She should have killed it the moment she found it.
But she didn’t. Killing is what orcs are known for. But when a nameless orcs finds an injured gnome in her nest, an impulse towards mercy catapults them both into a desperate odyssey through a multi-racial city.
Wizards and clandestine societies contend, faceless armies clash in the night and races and nations are drawn into the search for a stolen talisman of ultimate power, all at the behest of a mysterious puppet master.
The orc’s trength and savagery are worthless to her in a world of shadows and deception. Instead, she and her new companion must navigate a cryptic landscape of ever changing rules.
In order to save them both, the orc must master the ultimate game and solve the riddle of the magical object known as The Luck.
Do you like it?
That’s my first attempt at a blurb for my upcoming novel, The Luck, from Five River’s Press.
The Luck is a sequel to The Mermaid’s Tale. Actually, it’s a prequel. The setting is this multi-racial fantasy city where goblins and dwarves, trolls and giants, vampires, humans and others all live alongside each other. They don’t exactly live in harmony, they’re all distinct cultures and races, and sometimes it’s a struggle.
They’re not really fantasy races. The dwarves don’t sing, the vampires are closer to the masai people than they are to Dracula. Rather, they’re different species, and each develops their own culture, their own world view. For each race, they have a challenge – How do we raise the next generation? How do we ensure that there is a next generation? The answers to that question turn out very differently, if you are two feet tall, or twelve. What you get are all these different people, who really only see themselves as people, who develop different cultures, technologies, relationships. And in the city, they’re forced to confront beings who are both like and unlike themselves, people who aren’t people… or maybe they are.
The central character is the Arukh (Orc). In The Mermaid’s Tale, she’s a monster, summoned to hunt a murderer, who discovers the world’s first serial killer. As she hunts the killer through a city where the races don’t even acknowledge each other, she finds herself developing humanity and compassion. She becomes the only one who cares about stopping the killer.

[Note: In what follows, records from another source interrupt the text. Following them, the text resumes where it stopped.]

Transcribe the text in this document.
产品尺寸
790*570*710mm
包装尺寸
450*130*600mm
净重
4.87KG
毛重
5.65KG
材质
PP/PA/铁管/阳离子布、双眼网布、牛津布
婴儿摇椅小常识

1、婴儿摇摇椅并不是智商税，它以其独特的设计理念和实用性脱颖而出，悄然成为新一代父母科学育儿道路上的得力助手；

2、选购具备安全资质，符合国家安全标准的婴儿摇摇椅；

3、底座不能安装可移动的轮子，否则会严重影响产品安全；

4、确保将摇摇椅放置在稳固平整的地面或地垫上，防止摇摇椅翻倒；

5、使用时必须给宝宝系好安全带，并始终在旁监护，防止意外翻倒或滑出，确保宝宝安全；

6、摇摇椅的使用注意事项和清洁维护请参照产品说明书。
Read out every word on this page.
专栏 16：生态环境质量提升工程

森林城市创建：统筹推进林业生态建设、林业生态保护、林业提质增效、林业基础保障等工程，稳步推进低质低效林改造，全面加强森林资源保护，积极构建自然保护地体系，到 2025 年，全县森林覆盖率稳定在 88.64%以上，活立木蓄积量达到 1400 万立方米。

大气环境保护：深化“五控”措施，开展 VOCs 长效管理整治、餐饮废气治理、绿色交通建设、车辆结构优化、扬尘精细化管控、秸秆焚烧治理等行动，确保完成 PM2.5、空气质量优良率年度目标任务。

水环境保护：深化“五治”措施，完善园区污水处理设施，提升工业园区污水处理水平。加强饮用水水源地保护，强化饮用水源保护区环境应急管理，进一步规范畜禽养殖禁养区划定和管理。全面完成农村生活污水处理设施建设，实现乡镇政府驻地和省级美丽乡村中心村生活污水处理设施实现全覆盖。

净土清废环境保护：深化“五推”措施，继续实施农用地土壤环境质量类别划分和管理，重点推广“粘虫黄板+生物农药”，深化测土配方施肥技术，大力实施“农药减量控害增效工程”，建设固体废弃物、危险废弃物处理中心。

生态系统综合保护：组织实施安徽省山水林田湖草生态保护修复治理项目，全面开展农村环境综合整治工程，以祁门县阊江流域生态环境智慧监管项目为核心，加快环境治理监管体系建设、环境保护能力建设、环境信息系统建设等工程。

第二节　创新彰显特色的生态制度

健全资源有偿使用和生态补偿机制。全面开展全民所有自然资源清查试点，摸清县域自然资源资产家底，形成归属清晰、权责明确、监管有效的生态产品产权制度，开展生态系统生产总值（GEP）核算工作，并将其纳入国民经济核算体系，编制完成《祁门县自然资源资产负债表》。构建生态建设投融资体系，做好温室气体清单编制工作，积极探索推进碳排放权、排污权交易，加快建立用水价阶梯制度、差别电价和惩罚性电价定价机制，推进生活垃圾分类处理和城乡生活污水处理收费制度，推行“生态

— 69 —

The reviews were very kind – Someone called it a fable of personhood, another called it the best existential novel they’d read. Someone else even had a theory that it was so good, I must be some other much better and more famous writer publishing under a fake name, that was my favourite.
The Luck takes place earlier in her life. Incidents and events in this novel are referred to in distorted form in The Mermaid’s Tale. It’s earlier in her moral development. The creature she is at the end of The Mermaid’s Tale is different than who she was at the beginning. And the creature she will be at the end of the Luck will be the person she was at the beginning of The Mermaid’s Tale.
If this works out, I’ll do another novel, The War which will be a prequel to The Luck and The Mermaid’s Tale. And that would be pretty interesting.
But anyway, The Luck is closing in on me. It’ll be out this year.
I had to write up a bio last week. And the week before, I had to write a teaser for my next novel in the series to be included with this one.
The next novel? Why don’t we see if this one sells at all before we look at the next one? I appreciate that Lorina, my publisher, seems to have more faith than I do. But gee whiz, she works so hard, I feel almost ashamed. I’d like the books to be able to justify that faith.
And apparently soon, I’m going to have to talk to an artist named Jeff about the cover. I’m not looking forward to that. Literary people and visual artists don’t necessarily speak the same language.
So The Luck is just bearing down. In a few months it will be out there in the world. Tick tock, tick tock.
Feels kind of weird.
I’ll need to figure out what to do to help promote it, to try and get it out into the world, and into peoples hands.
I’ll have to hope they like it.
So… what did you think of the blurb.
The blurb works. It grabs the reader by the throat and never let’s him (or her) go.